Les législations européennes sur les tests ADN
Pour justifier dans son projet de loi (261 pages !) son amendement sur les tests ADN pour le regroupement familial qui a déclenché une polémique nationale et a été récemment retoqué par le Sénat, le député Thierry Mariani s’est appuyé sur trois documents qui posent tous problèmes.
Polémique sur les tests ADN : état des lieux en Europe
Les trois documents qui posent problèmes :
. un rapport de juin 2007 du sénateur Adrien Gouteyron sur la fraude documentaire en Afrique subsaharienne francophone ;
. un rapport de 2006 de l’ancien député du Nord Patrick Delnatte sur la fraude concernant les mariages en Afrique subsaharienne ;
. un tableau des autres pays européens pratiquant ces test ADN.
Sur les deux premiers points, la fraude sur l’identité, et l’absence d’état civil fiable sont des réalités comme tous ceux qui travaillent en Afrique peuvent le constater.

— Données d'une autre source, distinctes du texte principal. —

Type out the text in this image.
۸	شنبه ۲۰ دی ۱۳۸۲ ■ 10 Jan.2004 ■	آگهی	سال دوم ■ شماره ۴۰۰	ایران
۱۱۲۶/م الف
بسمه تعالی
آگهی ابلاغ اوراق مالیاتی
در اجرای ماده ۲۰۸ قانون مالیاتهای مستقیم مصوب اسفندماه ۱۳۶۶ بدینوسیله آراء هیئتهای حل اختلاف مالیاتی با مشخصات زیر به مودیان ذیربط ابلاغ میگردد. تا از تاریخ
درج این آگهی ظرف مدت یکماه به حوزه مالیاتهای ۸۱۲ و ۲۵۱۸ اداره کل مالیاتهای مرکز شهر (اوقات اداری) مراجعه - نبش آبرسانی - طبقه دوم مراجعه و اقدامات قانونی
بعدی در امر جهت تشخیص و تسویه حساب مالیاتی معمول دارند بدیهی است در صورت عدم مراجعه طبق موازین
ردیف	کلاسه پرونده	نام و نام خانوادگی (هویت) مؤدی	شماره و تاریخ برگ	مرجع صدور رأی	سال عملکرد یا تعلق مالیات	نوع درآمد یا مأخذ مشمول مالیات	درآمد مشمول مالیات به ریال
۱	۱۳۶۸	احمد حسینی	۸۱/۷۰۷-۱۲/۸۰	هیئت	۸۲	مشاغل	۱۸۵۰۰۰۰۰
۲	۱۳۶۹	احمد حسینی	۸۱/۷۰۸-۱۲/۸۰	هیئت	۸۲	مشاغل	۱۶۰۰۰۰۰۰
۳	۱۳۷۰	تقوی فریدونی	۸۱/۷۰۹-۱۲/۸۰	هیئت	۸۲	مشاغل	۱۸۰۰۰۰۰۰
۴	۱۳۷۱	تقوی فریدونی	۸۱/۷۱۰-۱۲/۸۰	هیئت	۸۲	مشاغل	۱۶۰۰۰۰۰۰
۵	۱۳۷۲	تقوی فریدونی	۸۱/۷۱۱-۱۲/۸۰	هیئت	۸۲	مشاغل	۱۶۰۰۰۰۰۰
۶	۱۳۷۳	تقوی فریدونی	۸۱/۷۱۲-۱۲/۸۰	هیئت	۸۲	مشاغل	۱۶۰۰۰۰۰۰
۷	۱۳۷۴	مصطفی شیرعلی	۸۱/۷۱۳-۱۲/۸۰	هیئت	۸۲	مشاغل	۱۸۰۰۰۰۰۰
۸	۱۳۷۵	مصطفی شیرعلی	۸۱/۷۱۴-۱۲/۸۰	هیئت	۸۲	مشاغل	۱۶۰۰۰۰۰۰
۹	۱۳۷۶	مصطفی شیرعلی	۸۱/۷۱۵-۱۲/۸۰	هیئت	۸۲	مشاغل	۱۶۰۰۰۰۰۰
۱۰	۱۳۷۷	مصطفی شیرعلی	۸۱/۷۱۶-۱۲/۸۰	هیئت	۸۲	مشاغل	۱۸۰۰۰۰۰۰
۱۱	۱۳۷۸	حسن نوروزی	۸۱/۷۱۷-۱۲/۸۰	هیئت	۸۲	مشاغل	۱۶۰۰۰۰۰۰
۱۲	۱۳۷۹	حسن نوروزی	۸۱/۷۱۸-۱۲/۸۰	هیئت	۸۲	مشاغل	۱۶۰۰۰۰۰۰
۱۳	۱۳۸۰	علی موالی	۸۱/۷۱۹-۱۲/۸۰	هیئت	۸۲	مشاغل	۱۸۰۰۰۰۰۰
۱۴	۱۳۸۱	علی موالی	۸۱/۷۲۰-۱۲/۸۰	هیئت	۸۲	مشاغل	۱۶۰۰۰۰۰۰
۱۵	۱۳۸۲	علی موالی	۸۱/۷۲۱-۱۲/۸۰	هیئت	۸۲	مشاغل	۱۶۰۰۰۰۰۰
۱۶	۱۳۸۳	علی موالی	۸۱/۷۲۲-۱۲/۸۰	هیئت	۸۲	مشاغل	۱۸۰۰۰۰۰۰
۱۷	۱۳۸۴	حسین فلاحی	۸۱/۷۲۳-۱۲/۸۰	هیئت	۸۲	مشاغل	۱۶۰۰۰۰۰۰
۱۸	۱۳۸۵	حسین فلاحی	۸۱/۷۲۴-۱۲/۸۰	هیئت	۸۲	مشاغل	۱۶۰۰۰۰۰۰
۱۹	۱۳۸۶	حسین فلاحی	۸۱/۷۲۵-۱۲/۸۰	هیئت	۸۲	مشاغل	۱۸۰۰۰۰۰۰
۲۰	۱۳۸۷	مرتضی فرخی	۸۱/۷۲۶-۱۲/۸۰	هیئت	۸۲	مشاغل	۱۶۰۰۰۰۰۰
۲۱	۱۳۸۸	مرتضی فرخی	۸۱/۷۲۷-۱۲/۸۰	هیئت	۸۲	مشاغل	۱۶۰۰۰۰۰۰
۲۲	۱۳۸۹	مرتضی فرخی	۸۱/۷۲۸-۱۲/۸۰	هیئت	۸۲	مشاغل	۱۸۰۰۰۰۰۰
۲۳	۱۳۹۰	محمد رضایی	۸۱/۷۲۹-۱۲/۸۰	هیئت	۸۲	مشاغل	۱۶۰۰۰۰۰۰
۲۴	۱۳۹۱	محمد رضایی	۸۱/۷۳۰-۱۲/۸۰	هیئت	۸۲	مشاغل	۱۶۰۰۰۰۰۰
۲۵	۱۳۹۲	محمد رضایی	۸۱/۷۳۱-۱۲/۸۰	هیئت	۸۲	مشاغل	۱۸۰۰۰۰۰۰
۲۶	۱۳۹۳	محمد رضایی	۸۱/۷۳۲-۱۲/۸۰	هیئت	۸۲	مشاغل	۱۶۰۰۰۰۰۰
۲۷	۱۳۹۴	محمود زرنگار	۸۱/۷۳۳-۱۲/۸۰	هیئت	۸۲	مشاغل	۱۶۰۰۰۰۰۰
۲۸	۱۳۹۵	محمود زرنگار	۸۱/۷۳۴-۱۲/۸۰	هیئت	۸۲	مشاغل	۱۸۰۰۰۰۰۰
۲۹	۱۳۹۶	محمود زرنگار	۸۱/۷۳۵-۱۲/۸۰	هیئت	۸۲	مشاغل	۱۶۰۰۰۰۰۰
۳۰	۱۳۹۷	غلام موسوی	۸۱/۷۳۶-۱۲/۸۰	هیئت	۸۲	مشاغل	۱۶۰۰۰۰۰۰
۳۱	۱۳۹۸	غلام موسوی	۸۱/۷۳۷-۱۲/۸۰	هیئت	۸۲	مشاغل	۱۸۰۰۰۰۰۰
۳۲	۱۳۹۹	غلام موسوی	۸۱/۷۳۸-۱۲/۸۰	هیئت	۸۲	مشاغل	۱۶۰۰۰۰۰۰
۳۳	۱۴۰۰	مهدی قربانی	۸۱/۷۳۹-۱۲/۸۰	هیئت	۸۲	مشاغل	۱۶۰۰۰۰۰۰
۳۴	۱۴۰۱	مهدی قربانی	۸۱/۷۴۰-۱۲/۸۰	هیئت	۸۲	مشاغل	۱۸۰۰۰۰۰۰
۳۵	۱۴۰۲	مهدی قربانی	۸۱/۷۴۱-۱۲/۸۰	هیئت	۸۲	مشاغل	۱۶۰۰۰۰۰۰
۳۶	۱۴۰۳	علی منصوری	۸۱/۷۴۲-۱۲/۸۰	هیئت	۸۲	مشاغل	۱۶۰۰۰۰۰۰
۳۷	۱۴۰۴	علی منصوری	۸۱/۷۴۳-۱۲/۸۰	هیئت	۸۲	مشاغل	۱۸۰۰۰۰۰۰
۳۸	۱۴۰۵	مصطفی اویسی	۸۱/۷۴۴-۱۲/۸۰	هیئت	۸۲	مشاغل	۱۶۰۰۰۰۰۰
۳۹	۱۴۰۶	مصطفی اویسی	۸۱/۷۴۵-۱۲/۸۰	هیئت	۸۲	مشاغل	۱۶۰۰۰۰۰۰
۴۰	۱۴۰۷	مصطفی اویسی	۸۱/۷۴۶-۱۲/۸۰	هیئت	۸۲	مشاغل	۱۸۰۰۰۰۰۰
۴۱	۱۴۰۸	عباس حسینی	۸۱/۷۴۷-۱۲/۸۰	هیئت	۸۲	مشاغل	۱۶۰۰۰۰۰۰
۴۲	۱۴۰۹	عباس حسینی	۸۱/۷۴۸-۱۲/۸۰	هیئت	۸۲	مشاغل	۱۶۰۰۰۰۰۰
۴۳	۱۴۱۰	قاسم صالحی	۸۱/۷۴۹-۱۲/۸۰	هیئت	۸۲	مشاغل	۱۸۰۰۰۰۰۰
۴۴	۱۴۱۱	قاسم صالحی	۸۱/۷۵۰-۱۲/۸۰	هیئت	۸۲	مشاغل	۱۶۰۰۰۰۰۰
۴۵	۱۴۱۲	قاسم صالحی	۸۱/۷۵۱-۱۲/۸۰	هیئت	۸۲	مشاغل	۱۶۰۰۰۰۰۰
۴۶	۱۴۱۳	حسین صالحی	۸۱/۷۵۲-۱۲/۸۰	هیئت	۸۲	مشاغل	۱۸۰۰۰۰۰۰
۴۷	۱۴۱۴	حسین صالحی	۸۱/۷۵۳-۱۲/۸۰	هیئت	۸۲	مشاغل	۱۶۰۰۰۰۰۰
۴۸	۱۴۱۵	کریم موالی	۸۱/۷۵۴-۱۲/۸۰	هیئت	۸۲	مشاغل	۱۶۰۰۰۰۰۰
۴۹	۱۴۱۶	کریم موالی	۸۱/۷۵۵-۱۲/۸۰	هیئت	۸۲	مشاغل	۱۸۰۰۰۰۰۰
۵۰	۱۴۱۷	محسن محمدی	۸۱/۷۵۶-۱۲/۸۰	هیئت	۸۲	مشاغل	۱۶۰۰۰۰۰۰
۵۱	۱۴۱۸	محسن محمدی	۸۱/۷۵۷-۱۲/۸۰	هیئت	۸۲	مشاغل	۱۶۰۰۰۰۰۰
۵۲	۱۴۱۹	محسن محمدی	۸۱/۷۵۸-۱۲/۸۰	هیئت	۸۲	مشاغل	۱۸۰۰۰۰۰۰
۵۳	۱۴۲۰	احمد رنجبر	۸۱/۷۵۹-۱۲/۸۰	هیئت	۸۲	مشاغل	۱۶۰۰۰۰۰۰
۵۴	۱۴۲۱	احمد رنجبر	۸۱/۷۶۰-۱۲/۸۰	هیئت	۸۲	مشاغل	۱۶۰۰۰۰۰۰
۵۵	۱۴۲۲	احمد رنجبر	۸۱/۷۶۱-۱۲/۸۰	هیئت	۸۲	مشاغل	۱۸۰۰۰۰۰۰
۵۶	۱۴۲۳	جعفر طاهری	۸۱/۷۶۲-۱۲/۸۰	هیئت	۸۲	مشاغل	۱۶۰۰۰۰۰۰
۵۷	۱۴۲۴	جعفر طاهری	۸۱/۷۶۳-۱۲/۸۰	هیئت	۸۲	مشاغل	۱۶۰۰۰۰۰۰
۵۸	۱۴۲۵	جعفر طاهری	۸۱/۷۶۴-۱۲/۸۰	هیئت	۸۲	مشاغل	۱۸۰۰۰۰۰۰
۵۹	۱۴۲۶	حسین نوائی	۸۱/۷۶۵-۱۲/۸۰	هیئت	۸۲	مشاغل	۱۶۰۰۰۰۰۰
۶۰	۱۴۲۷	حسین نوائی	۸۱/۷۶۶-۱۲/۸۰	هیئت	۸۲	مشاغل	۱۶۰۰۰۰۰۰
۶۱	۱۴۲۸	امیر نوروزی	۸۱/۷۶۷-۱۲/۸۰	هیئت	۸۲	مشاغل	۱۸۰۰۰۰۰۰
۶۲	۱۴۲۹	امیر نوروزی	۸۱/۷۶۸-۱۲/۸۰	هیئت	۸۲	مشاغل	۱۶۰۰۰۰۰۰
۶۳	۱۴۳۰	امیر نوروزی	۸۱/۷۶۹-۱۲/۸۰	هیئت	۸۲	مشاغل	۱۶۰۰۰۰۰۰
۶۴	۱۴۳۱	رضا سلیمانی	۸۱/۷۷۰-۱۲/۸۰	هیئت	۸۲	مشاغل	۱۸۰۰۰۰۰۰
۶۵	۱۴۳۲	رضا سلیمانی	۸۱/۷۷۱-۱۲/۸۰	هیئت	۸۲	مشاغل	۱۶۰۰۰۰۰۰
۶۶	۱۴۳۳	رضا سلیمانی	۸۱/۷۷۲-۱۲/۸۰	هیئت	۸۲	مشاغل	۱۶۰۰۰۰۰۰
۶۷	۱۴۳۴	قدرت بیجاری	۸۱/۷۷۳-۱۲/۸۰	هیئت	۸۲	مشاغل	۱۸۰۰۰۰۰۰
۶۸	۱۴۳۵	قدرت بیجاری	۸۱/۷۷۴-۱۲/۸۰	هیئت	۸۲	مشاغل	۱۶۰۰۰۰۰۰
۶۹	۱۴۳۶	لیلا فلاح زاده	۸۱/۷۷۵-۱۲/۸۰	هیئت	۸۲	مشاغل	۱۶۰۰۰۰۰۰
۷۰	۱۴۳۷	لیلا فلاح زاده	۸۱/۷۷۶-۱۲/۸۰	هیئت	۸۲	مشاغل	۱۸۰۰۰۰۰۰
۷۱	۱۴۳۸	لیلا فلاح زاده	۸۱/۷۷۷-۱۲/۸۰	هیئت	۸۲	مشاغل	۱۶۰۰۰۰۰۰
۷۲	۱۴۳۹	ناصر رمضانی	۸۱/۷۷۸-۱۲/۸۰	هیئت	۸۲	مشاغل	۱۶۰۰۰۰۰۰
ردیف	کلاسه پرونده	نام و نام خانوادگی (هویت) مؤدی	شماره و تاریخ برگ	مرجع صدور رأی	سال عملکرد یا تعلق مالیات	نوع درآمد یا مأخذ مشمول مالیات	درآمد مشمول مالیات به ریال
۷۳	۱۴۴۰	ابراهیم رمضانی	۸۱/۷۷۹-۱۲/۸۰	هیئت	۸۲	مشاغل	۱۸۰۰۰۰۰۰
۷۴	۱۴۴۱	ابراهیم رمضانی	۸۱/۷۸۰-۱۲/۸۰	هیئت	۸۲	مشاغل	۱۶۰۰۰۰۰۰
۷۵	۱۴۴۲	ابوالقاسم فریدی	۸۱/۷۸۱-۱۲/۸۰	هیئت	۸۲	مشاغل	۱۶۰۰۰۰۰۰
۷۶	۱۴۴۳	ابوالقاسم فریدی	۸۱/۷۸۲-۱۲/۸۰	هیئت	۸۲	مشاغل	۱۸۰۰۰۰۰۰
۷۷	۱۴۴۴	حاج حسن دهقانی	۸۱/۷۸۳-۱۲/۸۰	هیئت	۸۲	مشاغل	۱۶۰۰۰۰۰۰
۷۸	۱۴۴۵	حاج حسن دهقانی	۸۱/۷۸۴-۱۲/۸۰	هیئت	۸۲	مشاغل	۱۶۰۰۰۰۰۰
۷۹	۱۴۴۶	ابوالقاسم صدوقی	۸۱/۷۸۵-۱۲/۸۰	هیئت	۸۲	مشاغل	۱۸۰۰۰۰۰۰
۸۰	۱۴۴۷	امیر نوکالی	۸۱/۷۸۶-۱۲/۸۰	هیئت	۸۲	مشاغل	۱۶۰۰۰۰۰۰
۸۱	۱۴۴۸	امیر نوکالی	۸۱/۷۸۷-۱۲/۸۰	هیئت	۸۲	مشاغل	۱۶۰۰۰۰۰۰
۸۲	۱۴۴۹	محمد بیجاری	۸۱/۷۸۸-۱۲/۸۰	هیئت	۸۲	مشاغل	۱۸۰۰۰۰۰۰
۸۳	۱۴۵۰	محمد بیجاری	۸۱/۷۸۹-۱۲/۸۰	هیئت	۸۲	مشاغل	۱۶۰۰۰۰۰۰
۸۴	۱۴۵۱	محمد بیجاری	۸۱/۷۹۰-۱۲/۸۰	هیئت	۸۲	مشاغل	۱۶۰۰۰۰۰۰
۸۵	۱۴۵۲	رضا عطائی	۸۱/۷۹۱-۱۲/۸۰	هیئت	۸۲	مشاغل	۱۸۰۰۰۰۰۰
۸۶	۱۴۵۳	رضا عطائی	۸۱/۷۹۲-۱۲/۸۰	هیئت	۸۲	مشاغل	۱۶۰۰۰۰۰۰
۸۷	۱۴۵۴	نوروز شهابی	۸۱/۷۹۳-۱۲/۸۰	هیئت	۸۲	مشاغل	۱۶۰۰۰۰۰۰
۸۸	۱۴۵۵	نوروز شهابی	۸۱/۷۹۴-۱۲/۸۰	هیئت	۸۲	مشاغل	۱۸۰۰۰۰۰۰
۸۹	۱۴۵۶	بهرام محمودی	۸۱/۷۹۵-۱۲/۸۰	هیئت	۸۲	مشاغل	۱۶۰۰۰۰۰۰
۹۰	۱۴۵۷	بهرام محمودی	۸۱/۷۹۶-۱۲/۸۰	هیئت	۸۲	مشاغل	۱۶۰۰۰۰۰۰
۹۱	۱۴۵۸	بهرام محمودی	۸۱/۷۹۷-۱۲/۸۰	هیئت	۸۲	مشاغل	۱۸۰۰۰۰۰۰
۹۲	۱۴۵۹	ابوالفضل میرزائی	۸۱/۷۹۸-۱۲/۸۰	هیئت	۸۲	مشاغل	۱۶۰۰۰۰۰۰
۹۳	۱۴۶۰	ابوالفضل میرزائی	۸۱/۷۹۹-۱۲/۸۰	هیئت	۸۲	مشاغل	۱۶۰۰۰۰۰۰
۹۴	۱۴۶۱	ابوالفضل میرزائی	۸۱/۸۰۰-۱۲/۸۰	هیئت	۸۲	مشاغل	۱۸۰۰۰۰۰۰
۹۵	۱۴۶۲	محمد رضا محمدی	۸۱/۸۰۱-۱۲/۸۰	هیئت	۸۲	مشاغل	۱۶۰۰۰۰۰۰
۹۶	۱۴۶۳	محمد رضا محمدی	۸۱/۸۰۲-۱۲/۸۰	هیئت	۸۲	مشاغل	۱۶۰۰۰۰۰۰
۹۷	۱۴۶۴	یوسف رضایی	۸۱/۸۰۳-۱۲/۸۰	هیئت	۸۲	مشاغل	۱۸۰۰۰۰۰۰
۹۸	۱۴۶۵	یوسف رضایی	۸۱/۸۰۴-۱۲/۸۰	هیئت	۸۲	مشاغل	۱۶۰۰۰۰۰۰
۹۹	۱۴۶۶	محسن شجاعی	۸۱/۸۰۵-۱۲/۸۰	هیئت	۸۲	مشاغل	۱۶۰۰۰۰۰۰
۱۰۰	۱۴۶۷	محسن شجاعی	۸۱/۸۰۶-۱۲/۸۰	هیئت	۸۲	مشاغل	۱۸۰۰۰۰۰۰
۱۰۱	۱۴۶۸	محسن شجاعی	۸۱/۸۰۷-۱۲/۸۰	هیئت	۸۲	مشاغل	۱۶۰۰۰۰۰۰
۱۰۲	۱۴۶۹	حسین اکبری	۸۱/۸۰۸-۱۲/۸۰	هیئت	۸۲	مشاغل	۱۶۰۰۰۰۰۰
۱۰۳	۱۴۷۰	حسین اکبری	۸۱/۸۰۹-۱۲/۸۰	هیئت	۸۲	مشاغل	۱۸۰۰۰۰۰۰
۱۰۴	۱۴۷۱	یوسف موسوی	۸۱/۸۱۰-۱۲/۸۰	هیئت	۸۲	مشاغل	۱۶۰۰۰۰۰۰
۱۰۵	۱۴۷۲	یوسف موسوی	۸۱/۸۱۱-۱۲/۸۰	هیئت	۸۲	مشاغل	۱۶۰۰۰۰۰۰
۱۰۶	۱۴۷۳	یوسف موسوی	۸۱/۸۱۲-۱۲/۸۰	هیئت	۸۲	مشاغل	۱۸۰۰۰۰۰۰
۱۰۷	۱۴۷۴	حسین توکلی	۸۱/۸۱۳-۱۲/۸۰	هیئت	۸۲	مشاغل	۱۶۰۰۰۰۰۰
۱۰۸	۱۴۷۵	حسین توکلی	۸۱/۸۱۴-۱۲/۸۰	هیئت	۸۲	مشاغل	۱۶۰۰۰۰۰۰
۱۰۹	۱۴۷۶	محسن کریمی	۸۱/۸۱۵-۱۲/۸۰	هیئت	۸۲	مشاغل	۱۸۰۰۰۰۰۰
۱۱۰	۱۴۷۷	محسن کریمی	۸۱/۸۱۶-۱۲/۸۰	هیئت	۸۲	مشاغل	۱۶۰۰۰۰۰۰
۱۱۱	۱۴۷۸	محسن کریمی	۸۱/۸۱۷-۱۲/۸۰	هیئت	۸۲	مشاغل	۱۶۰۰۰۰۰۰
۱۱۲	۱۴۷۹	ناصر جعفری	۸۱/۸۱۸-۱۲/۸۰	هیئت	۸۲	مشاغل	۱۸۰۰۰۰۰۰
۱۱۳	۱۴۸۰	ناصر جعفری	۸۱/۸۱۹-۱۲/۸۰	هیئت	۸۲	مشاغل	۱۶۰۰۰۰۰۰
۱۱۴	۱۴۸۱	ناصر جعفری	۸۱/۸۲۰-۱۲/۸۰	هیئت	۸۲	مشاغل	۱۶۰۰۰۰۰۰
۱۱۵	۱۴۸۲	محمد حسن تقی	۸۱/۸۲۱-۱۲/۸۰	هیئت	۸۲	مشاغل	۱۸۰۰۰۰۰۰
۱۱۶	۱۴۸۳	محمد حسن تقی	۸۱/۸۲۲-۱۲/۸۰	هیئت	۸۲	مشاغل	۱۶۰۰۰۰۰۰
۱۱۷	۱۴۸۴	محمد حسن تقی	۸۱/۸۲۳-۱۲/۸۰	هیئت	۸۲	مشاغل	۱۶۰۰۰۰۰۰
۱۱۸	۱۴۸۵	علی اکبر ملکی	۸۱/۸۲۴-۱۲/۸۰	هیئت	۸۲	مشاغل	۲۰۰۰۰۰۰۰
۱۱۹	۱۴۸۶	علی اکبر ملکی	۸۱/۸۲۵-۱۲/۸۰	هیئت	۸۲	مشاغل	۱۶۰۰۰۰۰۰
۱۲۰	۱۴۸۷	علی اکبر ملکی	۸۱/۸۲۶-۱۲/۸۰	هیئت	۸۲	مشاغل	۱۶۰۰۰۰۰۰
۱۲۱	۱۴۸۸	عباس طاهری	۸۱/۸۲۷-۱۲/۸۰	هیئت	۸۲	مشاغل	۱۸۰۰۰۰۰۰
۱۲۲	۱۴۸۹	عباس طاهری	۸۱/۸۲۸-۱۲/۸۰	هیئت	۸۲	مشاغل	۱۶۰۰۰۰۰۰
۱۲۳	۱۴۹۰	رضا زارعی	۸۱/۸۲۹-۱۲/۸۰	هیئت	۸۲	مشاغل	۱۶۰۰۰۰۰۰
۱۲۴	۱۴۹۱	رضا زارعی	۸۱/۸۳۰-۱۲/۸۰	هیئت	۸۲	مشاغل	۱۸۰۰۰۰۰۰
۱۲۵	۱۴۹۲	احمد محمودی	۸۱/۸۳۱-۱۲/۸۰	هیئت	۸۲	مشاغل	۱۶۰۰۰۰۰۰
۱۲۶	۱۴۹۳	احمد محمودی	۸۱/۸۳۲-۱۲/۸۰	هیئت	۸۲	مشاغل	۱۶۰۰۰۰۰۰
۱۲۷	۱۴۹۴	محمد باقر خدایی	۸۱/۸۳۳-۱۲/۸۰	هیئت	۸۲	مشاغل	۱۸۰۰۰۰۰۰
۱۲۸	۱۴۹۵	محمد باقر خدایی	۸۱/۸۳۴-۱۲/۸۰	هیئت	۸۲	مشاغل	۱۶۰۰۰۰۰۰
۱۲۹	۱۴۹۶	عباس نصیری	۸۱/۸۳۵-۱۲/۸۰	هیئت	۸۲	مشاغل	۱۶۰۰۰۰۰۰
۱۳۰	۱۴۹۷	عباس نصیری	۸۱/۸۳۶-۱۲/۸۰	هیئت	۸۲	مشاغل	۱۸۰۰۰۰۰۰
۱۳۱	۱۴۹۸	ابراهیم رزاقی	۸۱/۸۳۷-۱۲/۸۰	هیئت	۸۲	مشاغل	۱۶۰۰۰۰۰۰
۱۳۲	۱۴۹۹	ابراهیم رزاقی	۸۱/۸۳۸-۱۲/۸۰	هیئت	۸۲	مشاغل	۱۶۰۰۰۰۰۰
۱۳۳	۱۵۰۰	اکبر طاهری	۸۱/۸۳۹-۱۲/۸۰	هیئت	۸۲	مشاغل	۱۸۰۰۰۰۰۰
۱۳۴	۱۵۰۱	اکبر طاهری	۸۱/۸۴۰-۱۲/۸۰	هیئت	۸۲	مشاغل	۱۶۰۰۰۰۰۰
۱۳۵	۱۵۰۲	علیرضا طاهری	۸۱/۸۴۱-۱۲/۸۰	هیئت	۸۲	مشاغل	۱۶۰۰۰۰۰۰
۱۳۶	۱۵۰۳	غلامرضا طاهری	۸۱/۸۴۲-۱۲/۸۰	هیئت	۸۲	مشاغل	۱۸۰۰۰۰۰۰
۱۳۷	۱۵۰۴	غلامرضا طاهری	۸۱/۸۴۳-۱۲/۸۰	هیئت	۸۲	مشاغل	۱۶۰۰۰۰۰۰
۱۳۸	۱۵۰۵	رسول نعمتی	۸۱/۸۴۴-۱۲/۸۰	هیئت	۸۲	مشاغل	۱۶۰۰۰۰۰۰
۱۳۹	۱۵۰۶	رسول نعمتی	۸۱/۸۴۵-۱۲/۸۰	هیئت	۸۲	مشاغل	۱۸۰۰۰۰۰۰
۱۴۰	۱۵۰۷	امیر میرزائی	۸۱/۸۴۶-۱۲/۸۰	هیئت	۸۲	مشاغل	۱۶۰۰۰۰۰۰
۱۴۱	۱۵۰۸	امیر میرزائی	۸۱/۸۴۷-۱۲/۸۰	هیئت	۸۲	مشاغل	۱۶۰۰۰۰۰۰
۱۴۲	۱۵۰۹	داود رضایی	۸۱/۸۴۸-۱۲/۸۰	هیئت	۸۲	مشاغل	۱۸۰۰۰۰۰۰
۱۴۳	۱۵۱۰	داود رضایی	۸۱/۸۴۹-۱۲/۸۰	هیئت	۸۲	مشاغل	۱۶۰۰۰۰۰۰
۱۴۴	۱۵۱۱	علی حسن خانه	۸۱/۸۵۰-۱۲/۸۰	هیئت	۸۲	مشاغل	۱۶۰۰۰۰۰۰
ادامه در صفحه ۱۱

Néanmoins les chiffres fournis, qui dépassent souvent les 50 %, ne sont que des estimations, données par les autorités diplomatiques et consulaires dépendant du ministère des Affaires étrangères. Cette fraude documentaire existe en dehors de l’Afrique subsaharienne puisque les autres pays appliquent ces tests à des réfugiés ou demandeurs d’asile d’Irak, de Turquie, d’Afghanistan, du Pakistan, de Chine...
L’étude des pays recourant à ces tests ADN, croisée avec les informations personnelles dont je disposais ou que j’ai recueillies, fait apparaître
. que ces tests ne sont pratiqués que dans 9 pays et non pas 11 ou 12 ;
. qu’ils ne sont actuellement encadrés par une législation que dans 5 pays (Danemark, Finlande, Italie, Norvège, Pays-Bas) ;
. qu’ils ne concernent à chaque fois qu’un petit nombre de pays désignés comme « sensibles » ;
. que les uns se font sur la base du volontariat (Allemagne, Pays-Bas...) d’autres sur la demande des autorités (Belgique, Italie...), d’autres enfin à l’initiative de l’une ou l’autre partie (Finlande, Norvège) ;
. que le coût est tantôt pris en charge par les autorités du pays d’accueil (Grande-Bretagne, Danemark), tantôt par le demandeur (Italie) , avec parfois des procédures de remboursement si la filiation est prouvée (Pays-Bas) ;
. qu’il n’y a pas de procédure d’appel en cas de résultat négatif (sauf en Norvège).
Des évaluations ont eu lieu dans quatre pays. Elles montrent :
. que ces tests ne concernent qu’un nombre limité de personnes (entre 400 par an en Belgique et 7 000 par an au Royaume-Uni ) ;
. qu’ils ont abouti à une diminution des demandes provenant des pays « sensibles » concernés ;
. que quand c’est l’intéressé qui en fait la demande, ils sont presque toujours positifs, qu’en revanche quand c’est l’administration qui l’exige, ceux qui refusent ces tests voient en général leur demande rejetée.
Ces informations, si elles étaient largement diffusées, ramèneraient la polémique à un étiage moins passionnel, et montreraient que la législation française ne fait que suivre une tendance lourde observée dans les principaux pays d’accueil européens. Elles permettraient enfin à chacun de se forger une opinion en connaissance de cause, loin des sirènes de la démagogie et des donneurs de leçons de tous bords qui n’hésitent pas à recourir à la désinformation pour faire triompher leur cause.